Alessandra ha quarant’anni, una famiglia ed è madre di una quattordicenne. Da ragazza, dopo il diploma magistrale, avrebbe voluto lavorare nel settore dell’infanzia e invece la vita l’ha portata altrove.

“Ma ora – dice – voglio dare concretezza ai miei sogni”.

Il primo passo l’ha fatto iscrivendosi all’Istituto Cortivo:

“Sto seguendo contemporaneamente tre corsi per diventare Operatrice Socio Assistenziale per Infanzia, Disabilità e Amministratore di Sostegno. E’ un bella fatica: tra impegni familiari e il lavoro (attualmente è segretaria in una piscina) il tempo per studiare è risicato. Ma non mi arrendo. Ho un progetto e per portarlo a compimento ho bisogno di acquisire una formazione di base. L’Istituto Cortivo mi permette di studiare e di dare gli esami quando mi sento preparata e questa è una comodità. Ora mi sto organizzando per il tirocinio, credo che utilizzerò le ferie estive…”.

Sembri molto determinata. Di che progetto si tratta?
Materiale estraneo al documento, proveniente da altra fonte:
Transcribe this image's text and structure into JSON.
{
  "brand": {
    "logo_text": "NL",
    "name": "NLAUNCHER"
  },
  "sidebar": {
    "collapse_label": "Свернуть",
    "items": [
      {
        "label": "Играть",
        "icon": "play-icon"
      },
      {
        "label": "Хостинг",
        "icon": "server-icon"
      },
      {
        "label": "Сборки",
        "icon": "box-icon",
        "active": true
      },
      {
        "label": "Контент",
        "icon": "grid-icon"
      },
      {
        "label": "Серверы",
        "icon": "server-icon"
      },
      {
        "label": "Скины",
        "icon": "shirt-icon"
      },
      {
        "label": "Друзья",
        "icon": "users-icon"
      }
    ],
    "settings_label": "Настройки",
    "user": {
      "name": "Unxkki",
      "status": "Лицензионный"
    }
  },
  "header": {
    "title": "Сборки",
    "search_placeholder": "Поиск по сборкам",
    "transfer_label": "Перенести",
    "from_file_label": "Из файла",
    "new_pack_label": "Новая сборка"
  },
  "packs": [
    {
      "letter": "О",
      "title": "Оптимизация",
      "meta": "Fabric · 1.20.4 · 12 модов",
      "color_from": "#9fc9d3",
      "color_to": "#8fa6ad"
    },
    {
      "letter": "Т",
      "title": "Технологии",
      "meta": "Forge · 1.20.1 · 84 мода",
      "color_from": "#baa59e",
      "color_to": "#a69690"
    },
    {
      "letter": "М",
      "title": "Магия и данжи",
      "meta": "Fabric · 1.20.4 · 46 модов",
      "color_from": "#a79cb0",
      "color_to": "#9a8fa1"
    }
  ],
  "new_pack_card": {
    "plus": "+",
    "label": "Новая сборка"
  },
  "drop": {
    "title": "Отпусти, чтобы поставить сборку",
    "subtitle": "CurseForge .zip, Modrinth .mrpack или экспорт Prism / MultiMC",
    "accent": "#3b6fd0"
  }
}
“E’ un’idea che coltivo da anni. Quando ho finito le superiori, il mio sogno era di iscrivermi all’Università: amavo molto la Psicologia e la Pedagogia… Poi invece mi sono messa a lavorare come agente di commercio con quello che allora era il mio fidanzato. Gli anni sono trascorsi, mi sono sposata, separata… Ma il sogno è rimasto e ora sento che il momento per realizzarlo è arrivato”.

Ti senti pronta…

“Sì, anche perché in tutti questi anni ho continuato a studiare, ad aggiornarmi e soprattutto a guardarmi attorno. Ciò che vedo è una mancanza di servizi di qualità per i bambini. Il mio desiderio sarebbe aprire non un baby parking, ma un centro organizzato con ludoteca e altro ancora”.

Cioè?

“Una struttura in grado di svolgere un programma educativo e formativo ricco e versatile, non i soliti laboratori, ma anche corsi di cucina, di dizione e tutto ciò che può servire a fare cultura, a favorire l’integrazione dei bimbi disabili e immigrati. Mi piacerebbe coinvolgere anche esperti e psicologi, magari sollecitando la partecipazione dei genitori stessi. Ad esempio, chiedere a chi di loro fa il medico o lo psicologo di organizzare incontri dedicati all’educazione sessuale… Oppure di gestire uno sportello d’ascolto per mamme e papà in difficoltà dove possano parlare e aprirsi in tutta riservatezza…”.

E’ questo il motivo che ti ha portato a frequentare il corso d’Impresa Sociale dell’Istituto Cortivo?

“Proprio così. La prima cosa che ho capito partecipando alle lezioni è che dovevo ridimensionare il mio progetto, dargli una forma più definita, soprattutto concretizzabile. I giorni trascorsi a Villa Ottoboni sono stati utilissimi per chiarirmi le idee, ma anche per confermare un principio di cui sono convinta e cioè che se si vuole che la propria iniziativa abbia successo, è necessario differenziarsi, offrire qualcosa di più, essere più creativi”.

Che atmosfere hai trovato a Padova?

“Di grande accoglienza e partecipazione. La sensazione è di poter contare su persone disponibili, in grado di garantirti un’ottima consulenza nel caso di dubbi o intoppi. Insomma, l’atteggiamento dell’Istituto Cortivo è incoraggiante, ci si sente sempre sostenuti ed appoggiati nel portare avanti il proprio sogno, soprattutto non ci si sente mai soli”.